La società di Daneo d’altronde lavora abitualmente per i grandi eventi del nostro Paese. Ha portato a Milano-Cortina le Olimpiadi invernali del 2026 e a Roma (per la quale era stata curata la candidatura, poi ritirata, alle Olimpiadi del 2024) la Ryder cup di golf del 2022. E sempre per Roma Weplan sta lavorando alla candidatura per i mondiali di atletica del 2027, mentre un’altra candidatura è in corso d’opera per un importante evento sportivo nel 2031, del quale il manager non rivela né lo sport né la città. Non si tratta, dice, dei mondiali di pallacanestro.

Eppure, per l’appuntamento più ricco di tutti, la società di Daneo era schierata non con l’Italia, ma dalla parte della capitale saudita, che ha sbaragliato le concorrenti e gettato gli italiani nello sconforto, su tutti il Sindaco di Roma Roberto Gualtieri.

Ma se cavallo che vince non si cambia, perché non è stata la società di Daneo a occuparsi della candidatura italiana? Roma “ci ha contattato”, dice Daneo a Fortune Italia. Solo che è arrivata in ritardo. Nello specifico “circa sei mesi dopo che avevamo iniziato a lavorare” per la ‘Royal Commission for Riyadh City’ saudita, insieme alla società francese Avisa, ovvero ad “aprile 2021”.

Quando è arrivata la richiesta di informazioni da Roma, spiega Daneo, Weplan aveva già contattato i primi architetti per il progetto  in Arabia Saudita ed iniziato a elaborare il tema di un evento letteralmente storico, a livello economico e geopolitico, per un Paese che deve fare i conti anche con la sua immagine, se si considera il tema del rispetto dei diritti civili. Eppure, la vittoria di Parigi, con la decisione del Bureau International des Expositiones, è stata netta: Riad ha vinto con 119 preferenze. A Roma, terza, solo 17 voti.

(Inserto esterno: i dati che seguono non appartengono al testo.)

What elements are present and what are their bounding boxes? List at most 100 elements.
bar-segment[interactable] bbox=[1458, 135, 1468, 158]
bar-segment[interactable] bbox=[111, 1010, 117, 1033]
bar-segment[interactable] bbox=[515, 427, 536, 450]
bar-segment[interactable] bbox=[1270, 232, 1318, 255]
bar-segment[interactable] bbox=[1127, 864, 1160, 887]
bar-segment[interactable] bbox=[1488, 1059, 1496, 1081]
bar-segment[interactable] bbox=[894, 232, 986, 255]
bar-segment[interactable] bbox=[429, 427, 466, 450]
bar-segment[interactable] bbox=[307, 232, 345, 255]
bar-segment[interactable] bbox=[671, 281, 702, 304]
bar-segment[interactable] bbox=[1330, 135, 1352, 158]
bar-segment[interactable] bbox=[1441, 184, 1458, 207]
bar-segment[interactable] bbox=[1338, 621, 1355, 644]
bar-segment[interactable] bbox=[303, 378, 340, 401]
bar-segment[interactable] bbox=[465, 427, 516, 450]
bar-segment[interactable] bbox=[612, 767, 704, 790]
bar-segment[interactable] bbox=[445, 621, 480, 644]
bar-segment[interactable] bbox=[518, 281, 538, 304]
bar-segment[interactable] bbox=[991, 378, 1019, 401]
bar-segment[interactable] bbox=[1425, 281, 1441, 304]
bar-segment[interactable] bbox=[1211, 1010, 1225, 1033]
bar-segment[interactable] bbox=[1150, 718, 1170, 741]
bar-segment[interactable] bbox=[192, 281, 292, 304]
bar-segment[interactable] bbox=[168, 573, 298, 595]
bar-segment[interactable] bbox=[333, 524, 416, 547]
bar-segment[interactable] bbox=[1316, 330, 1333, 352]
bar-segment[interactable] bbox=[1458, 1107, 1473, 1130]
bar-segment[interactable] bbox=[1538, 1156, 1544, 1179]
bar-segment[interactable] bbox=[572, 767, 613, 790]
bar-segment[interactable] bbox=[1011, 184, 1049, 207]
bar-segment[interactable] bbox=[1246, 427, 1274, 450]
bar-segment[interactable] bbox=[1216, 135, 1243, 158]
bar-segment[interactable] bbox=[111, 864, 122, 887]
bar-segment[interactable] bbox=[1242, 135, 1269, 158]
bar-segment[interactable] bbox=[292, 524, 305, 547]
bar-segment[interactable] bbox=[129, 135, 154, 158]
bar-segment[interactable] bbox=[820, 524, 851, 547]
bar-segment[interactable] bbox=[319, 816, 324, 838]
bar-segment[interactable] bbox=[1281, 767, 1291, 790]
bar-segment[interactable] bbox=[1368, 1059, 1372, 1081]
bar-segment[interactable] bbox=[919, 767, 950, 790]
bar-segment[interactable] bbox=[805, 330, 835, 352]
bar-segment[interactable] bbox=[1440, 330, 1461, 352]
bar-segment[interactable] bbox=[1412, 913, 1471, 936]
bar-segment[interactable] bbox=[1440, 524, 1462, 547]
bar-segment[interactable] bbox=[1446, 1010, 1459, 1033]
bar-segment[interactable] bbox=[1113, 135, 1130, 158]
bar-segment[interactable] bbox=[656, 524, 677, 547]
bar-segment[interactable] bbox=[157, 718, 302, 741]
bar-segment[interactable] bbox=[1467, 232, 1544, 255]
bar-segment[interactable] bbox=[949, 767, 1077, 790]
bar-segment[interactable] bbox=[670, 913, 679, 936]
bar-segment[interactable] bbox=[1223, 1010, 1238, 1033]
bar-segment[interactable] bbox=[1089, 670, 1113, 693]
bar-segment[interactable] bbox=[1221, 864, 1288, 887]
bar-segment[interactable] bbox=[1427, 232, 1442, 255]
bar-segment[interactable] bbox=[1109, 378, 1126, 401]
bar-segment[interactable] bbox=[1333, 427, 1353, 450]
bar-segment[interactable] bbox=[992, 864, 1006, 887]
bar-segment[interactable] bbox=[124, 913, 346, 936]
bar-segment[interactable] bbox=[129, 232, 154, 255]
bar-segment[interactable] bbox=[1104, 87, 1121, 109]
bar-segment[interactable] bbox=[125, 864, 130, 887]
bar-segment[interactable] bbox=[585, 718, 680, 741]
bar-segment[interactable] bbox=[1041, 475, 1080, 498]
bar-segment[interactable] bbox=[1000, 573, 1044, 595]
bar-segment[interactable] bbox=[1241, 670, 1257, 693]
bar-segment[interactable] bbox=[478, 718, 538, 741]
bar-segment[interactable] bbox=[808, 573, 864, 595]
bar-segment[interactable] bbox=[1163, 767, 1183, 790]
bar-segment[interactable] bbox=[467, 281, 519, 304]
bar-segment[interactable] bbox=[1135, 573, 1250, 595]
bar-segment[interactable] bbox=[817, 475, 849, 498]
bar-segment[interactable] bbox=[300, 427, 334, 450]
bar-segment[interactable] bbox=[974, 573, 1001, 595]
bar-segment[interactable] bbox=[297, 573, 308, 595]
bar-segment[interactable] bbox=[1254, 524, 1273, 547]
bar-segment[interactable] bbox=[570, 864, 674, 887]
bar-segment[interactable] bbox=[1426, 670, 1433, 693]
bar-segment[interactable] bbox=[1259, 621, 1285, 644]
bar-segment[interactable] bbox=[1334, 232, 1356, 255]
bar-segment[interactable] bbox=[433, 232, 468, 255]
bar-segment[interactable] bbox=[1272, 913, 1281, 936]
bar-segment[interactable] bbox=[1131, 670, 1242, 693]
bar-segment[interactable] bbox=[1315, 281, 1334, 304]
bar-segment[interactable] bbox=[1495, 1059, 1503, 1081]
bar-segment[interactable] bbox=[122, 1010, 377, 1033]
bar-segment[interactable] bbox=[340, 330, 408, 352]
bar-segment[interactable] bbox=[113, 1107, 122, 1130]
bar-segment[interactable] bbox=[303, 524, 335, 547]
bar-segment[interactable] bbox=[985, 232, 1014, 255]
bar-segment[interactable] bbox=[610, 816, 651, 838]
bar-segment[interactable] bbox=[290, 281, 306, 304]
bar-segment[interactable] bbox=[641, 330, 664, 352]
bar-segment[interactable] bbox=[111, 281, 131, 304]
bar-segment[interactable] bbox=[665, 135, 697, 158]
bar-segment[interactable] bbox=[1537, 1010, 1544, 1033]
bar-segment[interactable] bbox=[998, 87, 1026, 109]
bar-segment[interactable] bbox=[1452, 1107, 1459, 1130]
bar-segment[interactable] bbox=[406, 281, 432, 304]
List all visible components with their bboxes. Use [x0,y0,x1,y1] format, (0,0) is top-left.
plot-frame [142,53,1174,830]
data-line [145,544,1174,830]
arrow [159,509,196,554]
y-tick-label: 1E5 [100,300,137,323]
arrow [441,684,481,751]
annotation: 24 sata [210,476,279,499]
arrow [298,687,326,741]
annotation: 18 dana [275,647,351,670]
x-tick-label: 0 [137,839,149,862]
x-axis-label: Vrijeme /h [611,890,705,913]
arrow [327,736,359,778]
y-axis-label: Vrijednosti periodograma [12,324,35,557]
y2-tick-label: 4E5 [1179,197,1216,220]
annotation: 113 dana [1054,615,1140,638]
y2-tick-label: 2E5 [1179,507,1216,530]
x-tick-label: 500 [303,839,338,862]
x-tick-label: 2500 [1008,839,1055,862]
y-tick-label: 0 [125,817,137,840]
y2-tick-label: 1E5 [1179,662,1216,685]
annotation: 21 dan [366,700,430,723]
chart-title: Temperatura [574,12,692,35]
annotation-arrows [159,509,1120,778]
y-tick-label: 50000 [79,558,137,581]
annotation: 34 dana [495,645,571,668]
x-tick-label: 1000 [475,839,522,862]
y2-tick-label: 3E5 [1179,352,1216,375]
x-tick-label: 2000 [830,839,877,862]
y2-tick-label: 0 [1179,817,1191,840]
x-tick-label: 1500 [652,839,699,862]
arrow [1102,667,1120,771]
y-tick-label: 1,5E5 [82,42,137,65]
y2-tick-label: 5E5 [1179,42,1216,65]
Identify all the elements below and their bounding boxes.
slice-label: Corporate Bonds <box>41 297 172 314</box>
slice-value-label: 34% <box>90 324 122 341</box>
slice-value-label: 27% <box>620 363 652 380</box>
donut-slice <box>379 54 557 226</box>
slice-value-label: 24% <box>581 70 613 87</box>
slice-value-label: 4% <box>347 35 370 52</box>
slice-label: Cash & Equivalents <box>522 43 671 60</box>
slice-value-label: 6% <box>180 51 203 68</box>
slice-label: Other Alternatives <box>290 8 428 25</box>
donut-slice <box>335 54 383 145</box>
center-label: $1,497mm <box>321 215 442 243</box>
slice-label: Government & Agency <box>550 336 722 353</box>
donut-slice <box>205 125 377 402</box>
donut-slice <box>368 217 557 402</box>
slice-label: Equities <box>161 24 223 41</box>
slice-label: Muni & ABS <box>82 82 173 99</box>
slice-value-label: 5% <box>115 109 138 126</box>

Delusione Expo2030: vince Riad con 119 preferenze. A Roma solo 17 voti

Il dossier completo consegnato dopo un anno e mezzo di lavoro (a settembre 2022) dai due italiani, da più di 600 pagine, non è ancora stato pubblicato dall’Arabia Saudita, cosa che “di solito avviene dopo l’assegnazione della candidatura”, spiega Daneo. Ma la Royal Commission for Riad City, proprietaria intellettuale del dossier, non ha ancora diffuso il “malloppone” in cui “si disegna il progetto Expo da zero dal master plan del sito fatto dagli architetti allo sviluppo del tema, dalla descrizione della città all’analisi dei flussi potenziali dei visitatori, fino al piano finanziario ed economico”. Un progetto “curato da noi nel complesso con altri consulenti che hanno fornito approfondimenti strategici, come il piano dei trasporti e dell’accessibilità”.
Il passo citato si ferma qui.